Mountain Ultra-Marathon (MUM) races have become more and more popular in recent years (Millet et al., 2011; Millet and Millet, 2012; Saugy et al., 2013; Vernillo et al., 2015a; Degache et al., 2016; Zakovska et al., 2017). These events involve a distance longer than traditional marathons on mountain trails (Millet and Millet, 2012). Studies of this type of extreme race are an opportunity to investigate the physiological impact on the human body (Millet and Millet, 2012; Zakovska et al., 2017; Knechtle and Nikolaidis, 2018). One of them, the Tor des Geants (TdG), is considered as one of the world’s most challenging single-stage MUM and it was the support of previous studies from our group investigating the alterations of pulmonary (Vernillo et al., 2015a), energetic/biomechanics (Vernillo et al., 2015b; Degache et al., 2016), and neuromuscular function (Saugy et al., 2013) as well as postural control (PC) (Degache et al., 2014). Particularly, Degache et al. (2014) reported a significant alteration of PC after the TdG, that is the runners took more time to stabilize their body post-race. Postural stability can be affected by sleep deprivation, but this last study showed minimal alterations in balance in controls with the same level of sleep deprivation, that’s why their conclusion was that the postural alterations originated predominantly from the MUM characteristics, (e.g., altitude, running uphill/downhill) and from muscle fatigue, and not from sleep deprivation itself (Degache et al., 2014).

PC is a complex function, as it relates to the fact that the human body is a multi-segment biomechanical chain: dynamic interaction between body segments and movements is required in order to produce joint torque corrections in all the joints (Alexandrov and Frolov, 2011). By maintaining the projection of the center of mass (CoM) within the base of support, the sensory system, including complex interaction between the somatosensory, vestibular and visual sources, contributes to PC. By using a posturographic platform, analyzing center of pressure (CoP) trajectory can be recorded and permit to analyze the PC parameters (Winter et al., 1996; Caron et al., 2000). A more recent conceptual framework for studying human PC was developed and applied to analyze PC parameters with stabilogram diffusion analysis (SDA) (Collins and Luca, 1992; Peterka, 2000). In this approach, the CoP is modelized as fractional Brownian motion, which is characterized by the effective stochastic activity of two PC systems during quiet standing: a short-term and long-term mechanism during first 10 s of bipedal standing test. Parameters of SDA suggest that during short-term intervals, open-loop control mechanisms are utilized, whereas during long-term intervals, closed-loop mechanisms are presented (Collins and Luca, 1992; Peterka, 2000). The transition between these two types of control is termed the critical point. This transition point is defined either the critical time intervals (Ct = Δtc) and or the critical mean square displacement (Cd = Δj2) and quantify the spatial and temporal characteristics of the switching mechanisms.

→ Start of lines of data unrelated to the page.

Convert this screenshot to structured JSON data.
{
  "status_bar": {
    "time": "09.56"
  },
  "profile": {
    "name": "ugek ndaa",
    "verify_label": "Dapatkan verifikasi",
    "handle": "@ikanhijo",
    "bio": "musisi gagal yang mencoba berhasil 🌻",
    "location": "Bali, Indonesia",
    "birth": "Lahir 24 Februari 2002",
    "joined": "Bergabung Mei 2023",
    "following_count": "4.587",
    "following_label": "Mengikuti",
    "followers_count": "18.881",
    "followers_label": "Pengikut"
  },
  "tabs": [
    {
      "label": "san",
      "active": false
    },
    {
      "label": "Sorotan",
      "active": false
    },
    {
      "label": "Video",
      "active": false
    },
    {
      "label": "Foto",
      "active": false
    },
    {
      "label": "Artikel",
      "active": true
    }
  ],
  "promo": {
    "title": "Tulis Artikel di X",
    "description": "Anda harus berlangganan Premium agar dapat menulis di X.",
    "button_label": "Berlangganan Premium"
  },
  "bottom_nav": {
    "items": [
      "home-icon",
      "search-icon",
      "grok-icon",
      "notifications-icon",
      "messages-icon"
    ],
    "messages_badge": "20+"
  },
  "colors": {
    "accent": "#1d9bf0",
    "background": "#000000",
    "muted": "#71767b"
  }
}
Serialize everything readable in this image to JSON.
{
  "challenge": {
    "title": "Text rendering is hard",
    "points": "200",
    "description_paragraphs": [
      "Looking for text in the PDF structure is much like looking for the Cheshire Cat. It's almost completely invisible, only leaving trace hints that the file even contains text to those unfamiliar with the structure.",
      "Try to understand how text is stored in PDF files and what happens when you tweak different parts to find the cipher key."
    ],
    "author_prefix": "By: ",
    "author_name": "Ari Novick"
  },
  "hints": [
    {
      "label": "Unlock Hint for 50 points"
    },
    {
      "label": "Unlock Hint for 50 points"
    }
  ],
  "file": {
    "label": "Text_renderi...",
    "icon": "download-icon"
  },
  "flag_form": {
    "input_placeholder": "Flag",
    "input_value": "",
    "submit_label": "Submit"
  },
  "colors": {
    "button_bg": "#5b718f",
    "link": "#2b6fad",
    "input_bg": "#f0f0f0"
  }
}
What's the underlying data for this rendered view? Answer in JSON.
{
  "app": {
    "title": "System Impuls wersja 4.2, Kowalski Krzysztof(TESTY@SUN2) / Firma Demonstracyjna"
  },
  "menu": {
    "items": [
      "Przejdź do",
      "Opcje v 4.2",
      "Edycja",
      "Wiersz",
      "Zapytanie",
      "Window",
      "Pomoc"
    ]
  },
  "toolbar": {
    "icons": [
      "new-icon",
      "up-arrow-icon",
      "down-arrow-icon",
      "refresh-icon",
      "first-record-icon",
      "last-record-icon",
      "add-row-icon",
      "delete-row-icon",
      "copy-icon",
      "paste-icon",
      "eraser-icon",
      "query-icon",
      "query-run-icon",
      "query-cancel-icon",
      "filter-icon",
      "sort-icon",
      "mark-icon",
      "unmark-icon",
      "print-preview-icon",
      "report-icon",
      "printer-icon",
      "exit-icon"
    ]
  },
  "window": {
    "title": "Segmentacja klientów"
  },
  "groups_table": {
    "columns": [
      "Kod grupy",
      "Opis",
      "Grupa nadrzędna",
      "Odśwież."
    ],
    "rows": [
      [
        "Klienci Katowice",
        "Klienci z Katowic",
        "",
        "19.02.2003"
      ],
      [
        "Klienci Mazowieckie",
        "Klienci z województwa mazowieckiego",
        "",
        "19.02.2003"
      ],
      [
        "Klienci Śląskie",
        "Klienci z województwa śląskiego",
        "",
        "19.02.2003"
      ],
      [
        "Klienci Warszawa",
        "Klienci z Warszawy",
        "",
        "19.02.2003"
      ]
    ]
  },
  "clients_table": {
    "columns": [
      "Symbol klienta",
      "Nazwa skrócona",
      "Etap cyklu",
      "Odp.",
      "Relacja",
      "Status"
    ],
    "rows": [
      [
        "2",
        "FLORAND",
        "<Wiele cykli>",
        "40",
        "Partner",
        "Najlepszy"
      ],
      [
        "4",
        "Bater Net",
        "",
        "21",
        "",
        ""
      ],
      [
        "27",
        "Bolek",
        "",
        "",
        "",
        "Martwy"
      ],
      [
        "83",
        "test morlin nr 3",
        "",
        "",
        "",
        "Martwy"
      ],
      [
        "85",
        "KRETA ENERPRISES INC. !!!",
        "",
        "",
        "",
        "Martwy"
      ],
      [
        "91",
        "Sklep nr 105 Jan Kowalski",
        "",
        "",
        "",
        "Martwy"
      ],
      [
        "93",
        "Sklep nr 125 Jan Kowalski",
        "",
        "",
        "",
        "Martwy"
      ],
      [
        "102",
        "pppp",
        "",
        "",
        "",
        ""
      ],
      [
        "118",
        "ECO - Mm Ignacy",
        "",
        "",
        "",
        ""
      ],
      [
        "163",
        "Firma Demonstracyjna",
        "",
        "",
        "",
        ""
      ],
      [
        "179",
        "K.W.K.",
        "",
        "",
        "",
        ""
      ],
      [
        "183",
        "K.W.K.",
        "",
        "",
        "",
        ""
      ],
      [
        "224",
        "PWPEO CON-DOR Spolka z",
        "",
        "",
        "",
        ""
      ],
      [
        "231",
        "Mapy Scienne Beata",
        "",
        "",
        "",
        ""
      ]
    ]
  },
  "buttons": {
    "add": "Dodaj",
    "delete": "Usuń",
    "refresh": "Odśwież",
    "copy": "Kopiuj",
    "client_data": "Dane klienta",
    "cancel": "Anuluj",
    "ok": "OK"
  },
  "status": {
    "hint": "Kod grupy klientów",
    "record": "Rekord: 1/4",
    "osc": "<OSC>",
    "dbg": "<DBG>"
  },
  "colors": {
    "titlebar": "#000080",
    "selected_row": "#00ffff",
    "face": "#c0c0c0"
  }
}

Recent research on MUM showed that loss of strength does not linearly increase with the exercise duration (Saugy et al., 2013). It was suggested that such ultra-distance exercise seems to induce relative anticipatory strategies and adaptive responses to extreme load (Saugy et al., 2013; Degache et al., 2016). Another protective mechanism was found about the running biomechanics during the TdG, it was demonstrated that the runners modified their running patterns during the first half of the race to switch to a safer and smoother technique to minimize pain of the eccentric phase and to anticipate further muscles damages (Degache et al., 2016). There is no literature about how PC evolve through MUM and because this kind of event are more popular it seems important to understand the underlying mechanism of the body in order to prevent injuries.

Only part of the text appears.